Dans la résurrection du Christ dans son vrai corps, en fait, chacun de nous peut contempler le gage de sa propre résurrection, accomplissement définitif, intégral et surabondant de tout désir d’immortalité.
Dans le passage de l’Apocalypse qui a été proclamé, Jean décrit avec une efficacité extraordinaire, utilisant pour cela des expressions extraites de la promesse de l’Ancien Testament, la condition de gloire ‘ c’est-à-dire d’accomplissement total de chaque fibre de notre humanité ‘ qui nous attend dans l’au-delà, mais de laquelle nous goûtons dès à présent les prémices. «Ils n’auront plus faim, ils n’auront plus soif, la brûlure du soleil ne les accablera plus, puisque l’Agneau qui se tient au milieu du Trône sera leur Pasteur, pur les conduire vers les eaux de la source de vie et Dieu essuiera toute larme de leurs yeux» (Seconde Lecture).
La gloire du Christ Crucifié et Ressuscité resplendit et est déjà visible en germes dans l’humanité transfigurée des baptisés.
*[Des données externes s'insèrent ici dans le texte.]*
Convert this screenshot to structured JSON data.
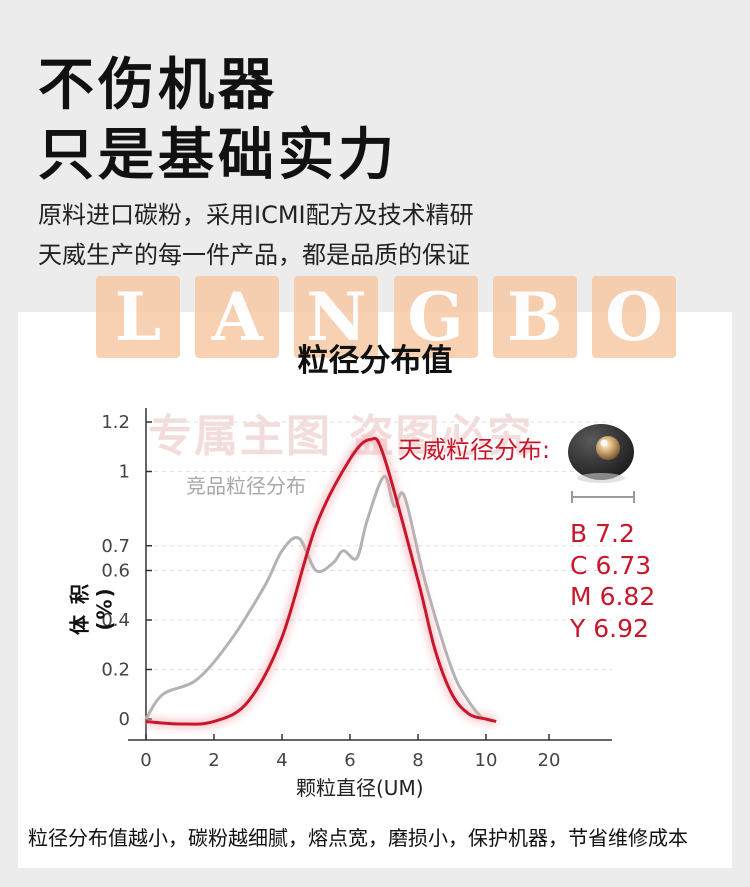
{
  "header": {
    "title_line1": "不伤机器",
    "title_line2": "只是基础实力",
    "subtitle_line1": "原料进口碳粉，采用ICMI配方及技术精研",
    "subtitle_line2": "天威生产的每一件产品，都是品质的保证"
  },
  "watermark": {
    "letters": [
      "L",
      "A",
      "N",
      "G",
      "B",
      "O"
    ],
    "stamp_text": "专属主图 盗图必究"
  },
  "colors": {
    "accent_red": "#c8172b",
    "competitor_gray": "#b3b3b3",
    "watermark_orange": "#f6c9a4"
  },
  "chart_data": {
    "type": "line",
    "title": "粒径分布值",
    "xlabel": "颗粒直径(UM)",
    "ylabel": "体 积 (%)",
    "x_ticks": [
      "0",
      "2",
      "4",
      "6",
      "8",
      "10",
      "20"
    ],
    "y_ticks": [
      "0",
      "0.2",
      "0.4",
      "0.6",
      "0.7",
      "1",
      "1.2"
    ],
    "y_tick_values": [
      0,
      0.2,
      0.4,
      0.6,
      0.7,
      1,
      1.2
    ],
    "series": [
      {
        "name": "天威粒径分布:",
        "color": "#c8172b",
        "points": [
          [
            0,
            -0.01
          ],
          [
            1,
            -0.02
          ],
          [
            2,
            -0.01
          ],
          [
            3,
            0.07
          ],
          [
            4,
            0.33
          ],
          [
            5,
            0.78
          ],
          [
            6,
            1.05
          ],
          [
            6.6,
            1.13
          ],
          [
            7,
            1.06
          ],
          [
            8,
            0.56
          ],
          [
            8.5,
            0.28
          ],
          [
            9,
            0.1
          ],
          [
            9.5,
            0.02
          ],
          [
            10,
            0
          ],
          [
            10.3,
            -0.01
          ]
        ]
      },
      {
        "name": "竞品粒径分布",
        "color": "#b3b3b3",
        "points": [
          [
            0,
            0
          ],
          [
            0.5,
            0.1
          ],
          [
            1.5,
            0.16
          ],
          [
            2.5,
            0.32
          ],
          [
            3.5,
            0.54
          ],
          [
            4,
            0.68
          ],
          [
            4.5,
            0.73
          ],
          [
            5,
            0.6
          ],
          [
            5.5,
            0.63
          ],
          [
            5.8,
            0.68
          ],
          [
            6.2,
            0.65
          ],
          [
            6.5,
            0.8
          ],
          [
            7,
            0.98
          ],
          [
            7.3,
            0.86
          ],
          [
            7.6,
            0.9
          ],
          [
            8.2,
            0.56
          ],
          [
            9,
            0.2
          ],
          [
            9.5,
            0.07
          ],
          [
            9.9,
            0
          ]
        ]
      }
    ],
    "metrics": [
      {
        "label": "B",
        "value": "7.2"
      },
      {
        "label": "C",
        "value": "6.73"
      },
      {
        "label": "M",
        "value": "6.82"
      },
      {
        "label": "Y",
        "value": "6.92"
      }
    ]
  },
  "footer": {
    "text": "粒径分布值越小，碳粉越细腻，熔点宽，磨损小，保护机器，节省维修成本"
  }
}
Elle a façonné nos terres et donné un visage à nos peuples. Pour cela, comme nous l’a rappelé le Saint Père lors de son récent voyage en Autriche : «L’Europe ne peut pas et ne doit pas renier ses racines chrétiennes. Elles sont une composante dynamique de notre civilisation pour avancer dans le troisième millénaire. Le christianisme a profondément modelé ce continent : en rendent témoignage, dans tous les pays et particulièrement en Autriche, non seulement les nombreuses églises et les importants monastères. Mais la foi se manifeste surtout dans les innombrables personnes qu’elle a portées, au cours de l’histoire jusqu’à aujourd’hui, à une vie d’espérance, d’amour et de miséricorde» (Rencontre avec les Autorités et le Corps Diplomatique, Vienne 7 septembre 2007).
Des personnes qui tout au long de l’histoire jusqu’à aujourd’hui ont vécu et vivent une vie d’espérance, d’amour et de miséricorde : voici le lien solide qui relie la mort héroïque de Saint Maurice et Compagnons à la communauté chrétienne actuelle d’Angers.
Au commencement de l’Eucharistie, nous avons prié: «Nous voyons dans le visage de tes martyrs, Maurice et compagnons, un reflet de ton visage, Seigneur». Aujourd’hui nous en reconnaissons la compagnie consolatrice. Demandons que celle-ci investisse toute notre personne, notre Eglise et notre ville. Comme nous le suggère la sagesse antique de la Didaché: «Contemplez chaque jour le visage des saints pour trouver le réconfort dans leurs discours». Amen.